Individuals who work in the healthcare sector as an EKG technician or cardiac technologist are required to monitor heart disease patients through the use of telemetry. Those who are not familiar with this unique device and who find themselves asking, what is telemetry, can benefit from a basic understanding of how the technology came about and its uses in other industries. This approach will allow technicians to develop a more informed perspective of the services that they provide while ensuring the safety and well-being of patients.

What is Telemetry

In the simplest terms, telemetry is the transmission of data from sources that are difficult to connect to a monitoring device. The communication that occurs between data collection devices and monitoring devices is often wireless, but may involve computer and mobile network connections. Telemeters are used to receive transmitted data and often include a sensor along with a display. Some equipment may also incorporate a control mechanism that is used to remotely manipulate the data collection device. In healthcare, telemetry is most often used for monitoring patients and may not include remote control capability.

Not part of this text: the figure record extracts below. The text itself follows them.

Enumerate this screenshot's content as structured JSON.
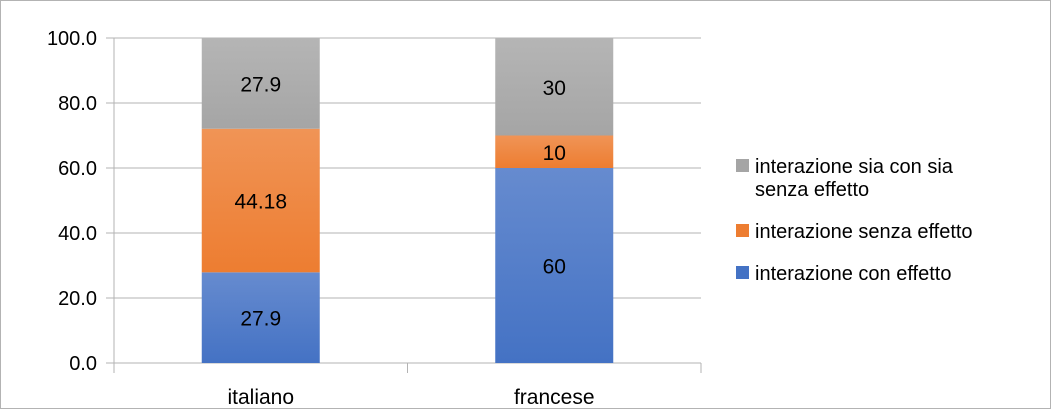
{
  "chart_data": {
    "type": "bar",
    "stacked": true,
    "categories": [
      "italiano",
      "francese"
    ],
    "series": [
      {
        "name": "interazione con effetto",
        "values": [
          27.9,
          60
        ],
        "labels": [
          "27.9",
          "60"
        ],
        "color": "#4472C4"
      },
      {
        "name": "interazione senza effetto",
        "values": [
          44.18,
          10
        ],
        "labels": [
          "44.18",
          "10"
        ],
        "color": "#ED7D31"
      },
      {
        "name": "interazione sia con sia senza effetto",
        "values": [
          27.9,
          30
        ],
        "labels": [
          "27.9",
          "30"
        ],
        "color": "#A5A5A5"
      }
    ],
    "legend_order": [
      2,
      1,
      0
    ],
    "legend_lines": [
      [
        "interazione sia con sia",
        "senza effetto"
      ],
      [
        "interazione senza effetto"
      ],
      [
        "interazione con effetto"
      ]
    ],
    "yticks": [
      "0.0",
      "20.0",
      "40.0",
      "60.0",
      "80.0",
      "100.0"
    ],
    "ylim": [
      0,
      100
    ],
    "grid": true,
    "legend_position": "right",
    "title": "",
    "xlabel": "",
    "ylabel": ""
  }
}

Data transmission and collection using telemeters has been used for many years to monitor weather patterns and to transmit information about security between branches of the military. Although telemetry was first used in a military capacity, it was soon discovered that it could be used to monitor for seismic activity and other natural phenomenon. The early 20th century also saw the use of telemetry in space missions that resulted in the landing of probes on Mars. Today, telemetric devices are widely used in the oil and gas industry, racing, agriculture, defense, space exploration, flight testing, law enforcement, retail, healthcare, and much more. For the purposes of this site, the answer to the question, what is telemetry, is mostly centered on its use in heart monitoring.

Telemetry in Healthcare

Modern telemetric technology has found widespread use in cardiac care units because of its ability to transmit information about heart function. Establishments that offer cardiac care services often outfit individuals with a transmitting device that is similar to what is used in the administration of an electrocardiogram. This device sends real-time information about heart conduction and contraction to a station where EKG technicians and cardiovascular technologists are tasked with providing constant observation. In the event that a patient experiences an abnormal or life-threatening cardiac event, the telemeter may activate an alarm system that alerts medical personnel who may decide to provide rapid intervention. Telemetry is also used to monitor the heart during invasive and noninvasive medical procedures that could cause an arrhythmia.

According to the US Food and Drug Administration (FDA), wireless medical telemetry is used to monitor health parameters at a distance using radio frequency communications between a transmitter on the patient and a central monitoring station. One of the major benefits of this technology in patient care is the fact that it allows patients to be monitored while they are walking about. This provides more freedom to patients since they do not need to be hard wired to a monitoring device that is attached to a traditional wired network. Telemetric technology has also improved the way nurses and physicians manage heart disease patients because it allows for more diverse testing and monitoring in a variety of different scenarios that strain the heart.

Nearly everyone who works in a cardiac care unit will encounter telemetry at some point in their careers. Individuals who plan to work as a technician need to have an understanding of the use of telemetric technology in a cardiac setting. Most training programs will address the question, what is telemetry, in great detail before approving individuals to provide care to patients. A nationally recognized certification exam will demonstrate competence so that the patients can be confident they are benefiting from the highest quality of care.